What struck me about this part of the film was how it portrayed early adolescence as a critical turning point in the lives of these individuals. The lifelong friendship between Lee and Lifeson began, like so many other deep and enduring human relationships, during early adolescence. This was also a time in life when they discovered a love and talent for music - an avocation that eventually became their profession.
Early adolescence is a time of exploration and discovery when young people learn things about themselves, others, and the world that will shape the rest of their lives. This has profound implications for middle grades programs. As Mary Compton and Horace Hawn wrote in Exploration: The Total Curriculum (National Middle School Association, 1996):
The middle school is the right time for students to discover - discover themselves, their abilities, interests, and limitations; discover others and examine the values, mores, and customs of the dominant society as well as those of other societies and cultures; and discover one?s environment and our interdependence with it. (p. 17)
This We Believe: Keys to Educating Young Adolescents calls the middle grades "a finding place" where young adolescents find friendships; personal fulfillment and self-actualization; and academic, vocational, and recreational interests. It is at this intersection of formal schooling and individual identity formation that the very purpose for middle grades education lies.
School systems have embraced exploration and discovery to varying degrees and in a variety of ways. Middle grades schools often require students to take non-core subjects and choose elective courses, and they offer sports, clubs, and other extracurricular activities. Many states are implementing provisions for career exploration in schools, particularly in the middle grades. In South Carolina, for example, the Education and Economic Development Act of 2005 provides for career education beginning in the elementary grades and requires each student to create an Individual Graduation Plan in which he or she specifies a choice of career cluster and an education strategy for achieving a career goal. Many other states have similar programs involving career clusters and graduation plans.
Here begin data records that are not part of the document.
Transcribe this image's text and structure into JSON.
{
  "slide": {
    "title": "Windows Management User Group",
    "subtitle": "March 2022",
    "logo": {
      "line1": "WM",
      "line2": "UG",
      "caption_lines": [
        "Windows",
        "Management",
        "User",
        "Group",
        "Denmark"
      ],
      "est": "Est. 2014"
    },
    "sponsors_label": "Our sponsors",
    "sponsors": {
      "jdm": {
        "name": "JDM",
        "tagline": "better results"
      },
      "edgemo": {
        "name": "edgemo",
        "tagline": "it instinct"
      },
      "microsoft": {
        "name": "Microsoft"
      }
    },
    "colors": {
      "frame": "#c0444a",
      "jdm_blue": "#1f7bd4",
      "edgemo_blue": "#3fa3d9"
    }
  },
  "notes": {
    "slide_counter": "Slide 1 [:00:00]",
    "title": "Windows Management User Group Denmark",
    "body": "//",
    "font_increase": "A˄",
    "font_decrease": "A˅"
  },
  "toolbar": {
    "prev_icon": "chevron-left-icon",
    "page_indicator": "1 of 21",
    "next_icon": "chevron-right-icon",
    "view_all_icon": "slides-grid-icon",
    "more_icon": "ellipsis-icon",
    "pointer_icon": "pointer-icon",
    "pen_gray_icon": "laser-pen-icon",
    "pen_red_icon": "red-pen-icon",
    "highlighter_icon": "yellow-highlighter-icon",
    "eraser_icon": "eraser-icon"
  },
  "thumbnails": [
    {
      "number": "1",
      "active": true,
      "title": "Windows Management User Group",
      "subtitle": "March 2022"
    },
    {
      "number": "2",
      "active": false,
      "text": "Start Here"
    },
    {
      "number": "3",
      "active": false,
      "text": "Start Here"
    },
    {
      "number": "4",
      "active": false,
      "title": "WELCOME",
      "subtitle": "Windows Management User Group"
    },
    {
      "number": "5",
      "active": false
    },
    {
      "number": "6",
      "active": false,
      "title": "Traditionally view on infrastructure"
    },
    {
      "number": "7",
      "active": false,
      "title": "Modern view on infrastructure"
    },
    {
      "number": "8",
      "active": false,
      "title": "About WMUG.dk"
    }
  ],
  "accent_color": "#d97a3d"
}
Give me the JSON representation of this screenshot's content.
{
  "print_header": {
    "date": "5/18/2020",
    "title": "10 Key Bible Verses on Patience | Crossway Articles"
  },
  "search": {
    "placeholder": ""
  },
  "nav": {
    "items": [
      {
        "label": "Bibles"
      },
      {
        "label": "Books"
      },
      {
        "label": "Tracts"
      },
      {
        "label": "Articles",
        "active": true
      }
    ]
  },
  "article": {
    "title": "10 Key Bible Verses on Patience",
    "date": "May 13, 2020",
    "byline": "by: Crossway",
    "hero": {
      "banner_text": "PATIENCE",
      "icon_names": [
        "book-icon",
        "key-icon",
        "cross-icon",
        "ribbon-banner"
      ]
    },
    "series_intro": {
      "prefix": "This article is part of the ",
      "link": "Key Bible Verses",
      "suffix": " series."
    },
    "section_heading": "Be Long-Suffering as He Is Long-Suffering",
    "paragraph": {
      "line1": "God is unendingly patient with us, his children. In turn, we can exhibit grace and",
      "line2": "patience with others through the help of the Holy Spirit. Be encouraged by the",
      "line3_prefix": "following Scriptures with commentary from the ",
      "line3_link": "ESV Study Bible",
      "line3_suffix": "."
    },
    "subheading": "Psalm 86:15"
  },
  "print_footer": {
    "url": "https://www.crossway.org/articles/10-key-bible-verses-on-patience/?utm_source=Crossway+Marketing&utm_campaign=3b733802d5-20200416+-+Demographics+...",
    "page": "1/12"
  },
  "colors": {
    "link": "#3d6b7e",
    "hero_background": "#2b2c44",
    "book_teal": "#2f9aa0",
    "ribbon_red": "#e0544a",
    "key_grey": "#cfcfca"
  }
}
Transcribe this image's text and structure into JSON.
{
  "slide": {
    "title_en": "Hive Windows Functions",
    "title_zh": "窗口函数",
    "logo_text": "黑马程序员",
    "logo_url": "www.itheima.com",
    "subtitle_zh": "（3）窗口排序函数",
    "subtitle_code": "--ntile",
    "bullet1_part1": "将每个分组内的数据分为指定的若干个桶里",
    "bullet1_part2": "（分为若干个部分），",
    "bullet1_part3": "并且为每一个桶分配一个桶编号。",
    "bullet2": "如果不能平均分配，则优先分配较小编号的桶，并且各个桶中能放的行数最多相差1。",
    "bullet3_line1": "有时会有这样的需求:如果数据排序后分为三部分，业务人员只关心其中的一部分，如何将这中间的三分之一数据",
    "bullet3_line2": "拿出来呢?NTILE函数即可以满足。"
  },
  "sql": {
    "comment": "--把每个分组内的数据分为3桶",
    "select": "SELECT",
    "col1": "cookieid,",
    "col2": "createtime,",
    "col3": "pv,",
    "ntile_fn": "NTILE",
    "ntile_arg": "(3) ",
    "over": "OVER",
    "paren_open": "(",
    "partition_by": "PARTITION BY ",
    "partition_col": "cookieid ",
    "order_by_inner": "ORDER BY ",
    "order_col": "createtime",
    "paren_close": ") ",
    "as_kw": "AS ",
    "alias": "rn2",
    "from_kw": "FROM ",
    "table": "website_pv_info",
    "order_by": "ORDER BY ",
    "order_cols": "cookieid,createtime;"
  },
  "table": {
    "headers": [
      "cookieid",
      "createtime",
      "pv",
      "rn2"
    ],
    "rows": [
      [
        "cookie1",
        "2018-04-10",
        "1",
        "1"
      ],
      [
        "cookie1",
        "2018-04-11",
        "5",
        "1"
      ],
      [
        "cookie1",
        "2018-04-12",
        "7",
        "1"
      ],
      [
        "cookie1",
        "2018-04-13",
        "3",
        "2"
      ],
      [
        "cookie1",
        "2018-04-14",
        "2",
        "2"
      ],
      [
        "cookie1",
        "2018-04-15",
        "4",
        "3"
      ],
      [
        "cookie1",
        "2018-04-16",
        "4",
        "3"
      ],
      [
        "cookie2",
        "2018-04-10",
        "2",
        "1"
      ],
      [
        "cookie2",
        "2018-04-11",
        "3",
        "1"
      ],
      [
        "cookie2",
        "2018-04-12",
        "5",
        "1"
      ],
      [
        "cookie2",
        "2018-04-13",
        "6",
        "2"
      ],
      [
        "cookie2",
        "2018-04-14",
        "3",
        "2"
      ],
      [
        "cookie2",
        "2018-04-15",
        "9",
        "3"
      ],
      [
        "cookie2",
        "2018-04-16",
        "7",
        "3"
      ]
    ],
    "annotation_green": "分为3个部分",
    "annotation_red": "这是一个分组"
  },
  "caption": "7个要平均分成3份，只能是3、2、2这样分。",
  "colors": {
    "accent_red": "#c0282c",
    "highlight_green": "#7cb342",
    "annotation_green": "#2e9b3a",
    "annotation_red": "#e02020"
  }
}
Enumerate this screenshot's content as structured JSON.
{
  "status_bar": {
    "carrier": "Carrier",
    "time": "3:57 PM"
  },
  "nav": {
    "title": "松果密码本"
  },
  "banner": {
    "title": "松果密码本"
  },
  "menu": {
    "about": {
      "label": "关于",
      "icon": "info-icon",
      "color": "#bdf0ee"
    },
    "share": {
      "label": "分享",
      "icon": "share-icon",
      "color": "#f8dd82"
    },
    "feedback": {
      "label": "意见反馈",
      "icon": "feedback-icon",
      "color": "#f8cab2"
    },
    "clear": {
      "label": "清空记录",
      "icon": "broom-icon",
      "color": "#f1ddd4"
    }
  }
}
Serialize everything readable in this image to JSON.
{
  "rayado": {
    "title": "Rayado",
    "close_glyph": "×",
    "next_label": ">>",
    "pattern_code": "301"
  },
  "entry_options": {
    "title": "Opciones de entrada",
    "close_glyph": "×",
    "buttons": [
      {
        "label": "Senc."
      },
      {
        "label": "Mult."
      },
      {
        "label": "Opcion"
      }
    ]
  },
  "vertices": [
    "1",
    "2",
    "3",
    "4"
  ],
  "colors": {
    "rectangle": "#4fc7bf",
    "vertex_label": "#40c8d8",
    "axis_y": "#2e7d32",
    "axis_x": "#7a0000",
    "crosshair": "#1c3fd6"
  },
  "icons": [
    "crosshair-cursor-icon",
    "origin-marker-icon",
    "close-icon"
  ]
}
When viewed from the middle, these programs and policy initiatives are encouraging, as they have the potential to open doors to exploration and discovery in middle grades schools. In practice, however, many educators perceive exploration and academic rigor to be mutually exclusive qualities of a middle grades curriculum. Exploration implies broadening the curriculum at a time when testing and content standards policies have continually narrowed the curriculum to focus on very discrete strands of "important" knowledge and skills.
The most powerful engine for exploration and discovery in middle grades schools is neither top-down state policies nor school-wide curriculum frameworks; it is the grassroots efforts of creative, committed middle grades educators who approach exploration as an attitude - a curricular stance - and not as a curricular add-on. The middle grades literature is rich with examples of educators who create curricula and instructional plans that equally embrace exploration and academic rigor. These educators think differently about curriculum, instruction, and assessment. They allow students to play with ideas and pursue answers to such important questions as: What am I good at doing? and What do I enjoy doing? When educators enact these principles across the curriculum, they help to fulfill the vision for developmentally responsive middle grades programs.